McGuire had a beer in Zoot’s, nodding to the few cops whose faces he recognized. Then he walked down Boylston to a restaurant and devoured bacon and eggs, because he felt like eating bacon and eggs. As he ate he watched the other patrons, especially women his age or younger. He thought about Lorna Robbins and her little-girl smile, her giggles, her full bosom. He wondered if he would enjoy an evening with her, perhaps dinner, perhaps more. He knew she would accept his invitation for the same reason he would offer it. Out of loneliness. Out of a need to escape the feeling of waste, of irretrievable loss, for at least one night of their lives.
He read the paper, paid his bill, walked back to Zoot’s to discover Wally Sleeman had already picked up his Scotch, then drove to Revere Beach.
He parked the car and strode up the walk to the front door, finding the interior of the house darkened and quiet. Behind him he heard another car arrive, and he turned to see Ronnie close the car door.
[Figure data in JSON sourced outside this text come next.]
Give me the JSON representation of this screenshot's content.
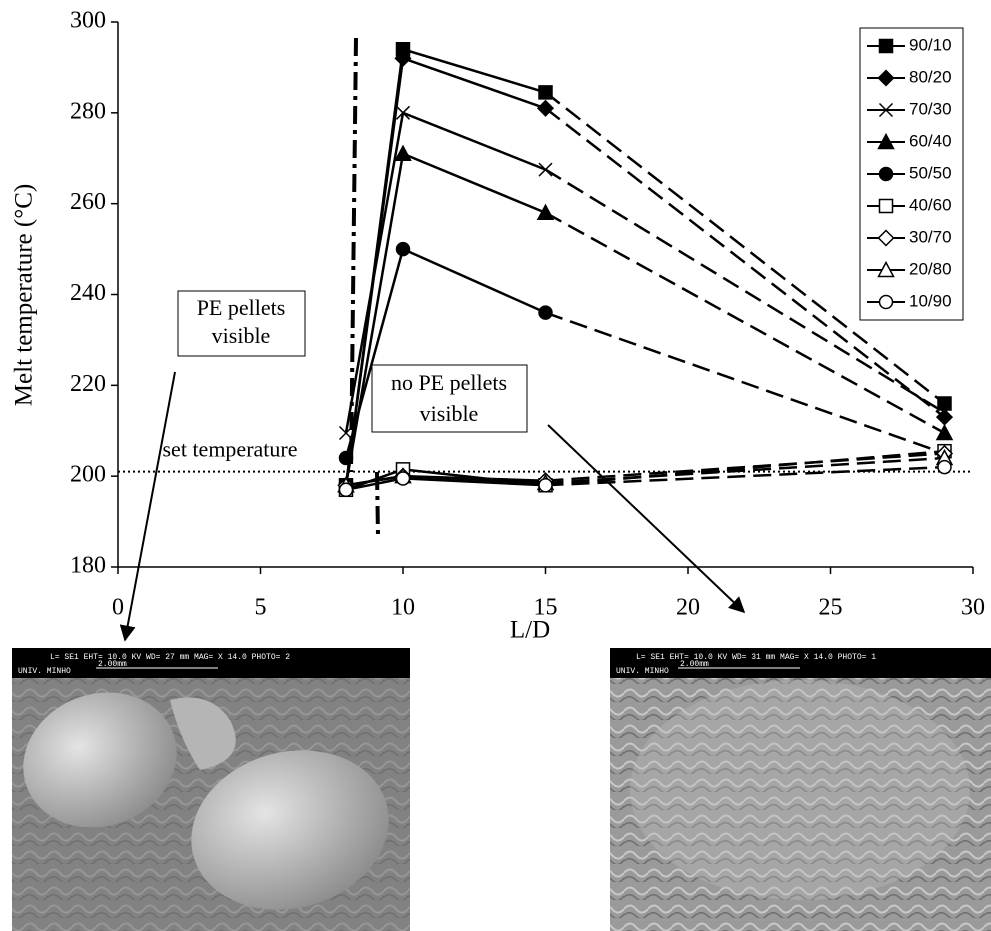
{
  "chart_data": {
    "type": "line",
    "x_label": "L/D",
    "y_label": "Melt temperature (°C)",
    "xlim": [
      0,
      30
    ],
    "ylim": [
      180,
      300
    ],
    "xticks": [
      0,
      5,
      10,
      15,
      20,
      25,
      30
    ],
    "yticks": [
      180,
      200,
      220,
      240,
      260,
      280,
      300
    ],
    "x": [
      8,
      10,
      15,
      29
    ],
    "series": [
      {
        "name": "90/10",
        "color": "#000000",
        "marker": "square",
        "filled": true,
        "values": [
          198,
          294,
          284.5,
          216
        ]
      },
      {
        "name": "80/20",
        "color": "#000000",
        "marker": "diamond",
        "filled": true,
        "values": [
          198,
          292,
          281,
          213
        ]
      },
      {
        "name": "70/30",
        "color": "#000000",
        "marker": "cross",
        "filled": true,
        "values": [
          209.5,
          280,
          267.5,
          214
        ]
      },
      {
        "name": "60/40",
        "color": "#000000",
        "marker": "triangle",
        "filled": true,
        "values": [
          198,
          271,
          258,
          209.5
        ]
      },
      {
        "name": "50/50",
        "color": "#000000",
        "marker": "circle",
        "filled": true,
        "values": [
          204,
          250,
          236,
          205
        ]
      },
      {
        "name": "40/60",
        "color": "#000000",
        "marker": "square",
        "filled": false,
        "values": [
          197,
          201.5,
          198,
          205.5
        ]
      },
      {
        "name": "30/70",
        "color": "#000000",
        "marker": "diamond",
        "filled": false,
        "values": [
          198,
          200,
          199,
          205
        ]
      },
      {
        "name": "20/80",
        "color": "#000000",
        "marker": "triangle",
        "filled": false,
        "values": [
          198,
          200,
          198.5,
          204
        ]
      },
      {
        "name": "10/90",
        "color": "#000000",
        "marker": "circle",
        "filled": false,
        "values": [
          197,
          199.5,
          198,
          202
        ]
      }
    ],
    "reference_line": {
      "value": 201,
      "label": "set temperature"
    },
    "annotations": [
      {
        "lines": [
          "PE pellets",
          "visible"
        ]
      },
      {
        "lines": [
          "no PE pellets",
          "visible"
        ]
      }
    ]
  },
  "images": [
    {
      "header": "L= SE1    EHT= 10.0 KV   WD= 27  mm     MAG= X 14.0   PHOTO= 2",
      "scale": "2.00mm",
      "lab": "UNIV. MINHO"
    },
    {
      "header": "L= SE1    EHT= 10.0 KV   WD= 31  mm     MAG= X 14.0   PHOTO= 1",
      "scale": "2.00mm",
      "lab": "UNIV. MINHO"
    }
  ]
}
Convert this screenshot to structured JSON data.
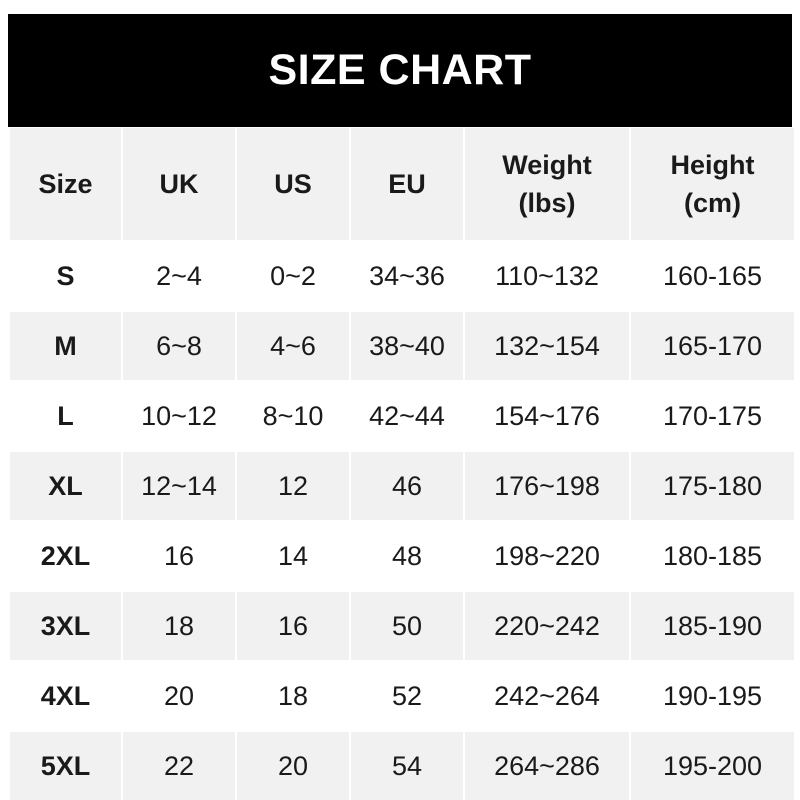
{
  "chart_data": {
    "type": "table",
    "title": "SIZE CHART",
    "columns": [
      "Size",
      "UK",
      "US",
      "EU",
      "Weight\n(lbs)",
      "Height\n(cm)"
    ],
    "rows": [
      [
        "S",
        "2~4",
        "0~2",
        "34~36",
        "110~132",
        "160-165"
      ],
      [
        "M",
        "6~8",
        "4~6",
        "38~40",
        "132~154",
        "165-170"
      ],
      [
        "L",
        "10~12",
        "8~10",
        "42~44",
        "154~176",
        "170-175"
      ],
      [
        "XL",
        "12~14",
        "12",
        "46",
        "176~198",
        "175-180"
      ],
      [
        "2XL",
        "16",
        "14",
        "48",
        "198~220",
        "180-185"
      ],
      [
        "3XL",
        "18",
        "16",
        "50",
        "220~242",
        "185-190"
      ],
      [
        "4XL",
        "20",
        "18",
        "52",
        "242~264",
        "190-195"
      ],
      [
        "5XL",
        "22",
        "20",
        "54",
        "264~286",
        "195-200"
      ]
    ]
  },
  "colors": {
    "banner": "#000000",
    "header_bg": "#f1f1f1",
    "alt_row": "#f1f1f1",
    "row": "#ffffff"
  }
}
She watched the vehicle leave before she headed up the walk and discovered McGuire. “Hi,” she said, trying to hide her surprise at his presence. “I’ve got something to show you,” and he stood aside as she entered the house, carrying a large flat package under her arm. She set it on the kitchen table. “Look what I did today!”
Her fingers tore at the brown paper wrapping, and she withdrew a watercolour landscape set in a simple pine frame. Executed with simple, strong brushstrokes, the painting showed a farm field in spring, the bare ground seen through receding snow in brown furrows, and the sun shining, weak but with promise.
McGuire was impressed.
“I never tried this before, leaving white for snow like that, and just putting a blush of blue on it. See the blue? It’s so faint, yet it’s so strong like that, giving shadows and all.” She held the picture in her hands at arm’s length, her eyes glowing with pride. “Carl was so pleased with it, he insisted on taking it to his gallery and framing it himself. That’s why I’m late.”
“Carl?”
“My teacher. I told you about him. God, he has talent! I painted it from a picture he took in Vermont last year.”
She set the painting on a kitchen chair and stepped back to study it as though never having seen it before. “Do you like it?” she asked. “I know I’m fishing for compliments. But I never thought I could do anything this good.” She turned to McGuire. “Do you like it? Really?”
McGuire said he did.
She shrugged out of her coat and glanced at the clock. “I’d better tend to Ollie.” She turned and began walking down the hall. At the mirror she paused to study her reflection and tuck an errant lock of hair into place.
McGuire watched her, glanced at the picture, looked up to see Ronnie entering Ollie’s room, and turned back to the picture again.